Di sini, kita sebenarnya masih dicengkram nafsu. Kita masih punya keinginan membalas dendam kepada orang zalim itu, bila perlu dengan yang lebih buruk. Kita menahan diri, tapi meminta Allah membalaskan dendam kita sesuai dengan yang kita kehendaki. Sifat nafsu memang selalu melawan segala hal yang mengganggu kenyamanannya.
Kedua, adalah ketika kita dizalimi kita bersabar dan yakin bahwa Allah Maha Tahu apa yang menimpa kita dan tahu rahasia di balik itu. Untuk itu, kita serahkan perkara itu kepada Allah. Allah SWT berfirman, “Barangsiapa berserah diri kepada Allah, Dia akan memperhatikannya.” (QS At-Thalaq: 3).
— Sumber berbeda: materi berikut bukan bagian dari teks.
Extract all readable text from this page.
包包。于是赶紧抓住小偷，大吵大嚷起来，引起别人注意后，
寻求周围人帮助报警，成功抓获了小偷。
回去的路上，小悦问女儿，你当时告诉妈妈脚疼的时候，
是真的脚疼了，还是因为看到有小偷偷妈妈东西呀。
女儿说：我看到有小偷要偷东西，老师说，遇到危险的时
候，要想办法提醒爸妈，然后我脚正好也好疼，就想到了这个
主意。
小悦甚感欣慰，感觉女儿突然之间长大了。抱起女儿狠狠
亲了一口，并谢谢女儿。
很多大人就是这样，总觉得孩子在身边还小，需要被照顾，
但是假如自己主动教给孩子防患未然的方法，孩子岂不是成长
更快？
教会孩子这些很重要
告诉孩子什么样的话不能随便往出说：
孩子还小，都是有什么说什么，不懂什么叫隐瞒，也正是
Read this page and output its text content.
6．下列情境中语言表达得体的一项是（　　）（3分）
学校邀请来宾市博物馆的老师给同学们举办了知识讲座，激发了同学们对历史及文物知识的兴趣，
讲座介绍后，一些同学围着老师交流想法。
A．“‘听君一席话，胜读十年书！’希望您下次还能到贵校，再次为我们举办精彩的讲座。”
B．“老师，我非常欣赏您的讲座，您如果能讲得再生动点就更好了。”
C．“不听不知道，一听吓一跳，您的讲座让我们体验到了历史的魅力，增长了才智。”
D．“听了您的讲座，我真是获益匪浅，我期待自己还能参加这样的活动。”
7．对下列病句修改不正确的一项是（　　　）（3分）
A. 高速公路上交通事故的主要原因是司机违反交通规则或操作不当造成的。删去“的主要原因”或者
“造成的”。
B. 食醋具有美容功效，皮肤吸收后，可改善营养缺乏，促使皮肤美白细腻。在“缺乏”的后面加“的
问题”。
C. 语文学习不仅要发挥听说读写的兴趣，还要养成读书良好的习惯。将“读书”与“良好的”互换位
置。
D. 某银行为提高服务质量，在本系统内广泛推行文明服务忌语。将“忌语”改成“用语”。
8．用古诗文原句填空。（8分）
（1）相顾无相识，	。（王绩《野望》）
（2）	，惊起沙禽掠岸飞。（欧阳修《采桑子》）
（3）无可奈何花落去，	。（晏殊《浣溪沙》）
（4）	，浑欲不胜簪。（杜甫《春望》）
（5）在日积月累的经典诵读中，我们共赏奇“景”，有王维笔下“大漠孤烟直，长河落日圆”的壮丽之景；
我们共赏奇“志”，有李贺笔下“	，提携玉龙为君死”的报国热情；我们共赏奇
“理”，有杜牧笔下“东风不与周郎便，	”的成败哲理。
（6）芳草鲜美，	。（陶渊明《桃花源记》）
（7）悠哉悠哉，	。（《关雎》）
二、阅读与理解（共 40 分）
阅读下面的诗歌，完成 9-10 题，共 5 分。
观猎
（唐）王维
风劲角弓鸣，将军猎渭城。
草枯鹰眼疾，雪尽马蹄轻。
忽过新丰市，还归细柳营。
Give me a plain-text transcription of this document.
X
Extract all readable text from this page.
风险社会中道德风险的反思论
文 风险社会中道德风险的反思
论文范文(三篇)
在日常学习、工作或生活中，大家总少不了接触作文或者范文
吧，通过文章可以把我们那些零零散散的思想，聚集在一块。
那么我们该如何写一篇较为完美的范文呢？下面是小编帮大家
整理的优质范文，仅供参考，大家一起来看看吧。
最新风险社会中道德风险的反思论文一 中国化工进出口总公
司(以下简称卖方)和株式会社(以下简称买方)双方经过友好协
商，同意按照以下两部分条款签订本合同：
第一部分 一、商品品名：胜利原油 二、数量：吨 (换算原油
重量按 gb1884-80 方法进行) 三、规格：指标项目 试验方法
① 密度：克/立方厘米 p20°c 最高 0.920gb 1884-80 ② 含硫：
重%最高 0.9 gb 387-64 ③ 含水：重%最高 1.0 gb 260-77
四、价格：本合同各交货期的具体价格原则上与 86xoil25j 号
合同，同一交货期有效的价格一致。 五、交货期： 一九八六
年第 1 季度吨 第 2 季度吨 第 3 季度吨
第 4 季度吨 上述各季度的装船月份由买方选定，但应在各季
Pada level ini, kita sudah jauh lebih baik dari level pertama. Namun rasa kesal masih tersisa, meski kita sudah mampu meredamnya. Tentang balasan apa yang pantas untuk orang zalim itu, kita serahkan kepada Allah.
Ketiga, adalah ketika kita dizalimi kita tak sedikit pun merasa tersinggung, kesal, marah apalagi ingin membalas. Semua perkara, baik dan buruk, kita serahkan kepada Allah. Perlakuan kasar/zalim orang lain terjadi atas kehendak Allah yang harus dijalani dengan tulus-ikhlas. Pada level ini, qalbu dan akal telah terlepas dari jeratan nafsu.
Keempat, adalah ketika kita didzolimi kita berbalik membalasnya dengan kasih-sayang. Ego dan amarah telah lenyap. Nafsu telah tunduk pada qalbu dan akal yang telah bersih dan tersinari cahaya ilahiah. Inilah level para kekasih Allah (waliyullah). Syaikh Ibn ‘Ataillah menyebutnya dengan level ash-shiddiqin ar-ruhama’. “Berpasrah dirilah kepada Allah. Sesugguhnya Allah mencintai orang-orang yang pasrah.” (QS Ali Imran: 159).
Jadi, sabar itu tak ada batasnya. Yang terbatas adalah kemampuan kita untuk bersabar, tergantung pada seberapa tangguh kita mengendalikan keinginan-keinginan nafsu. Dari empat tingkatan sabar itu, sudah dimanakah kita?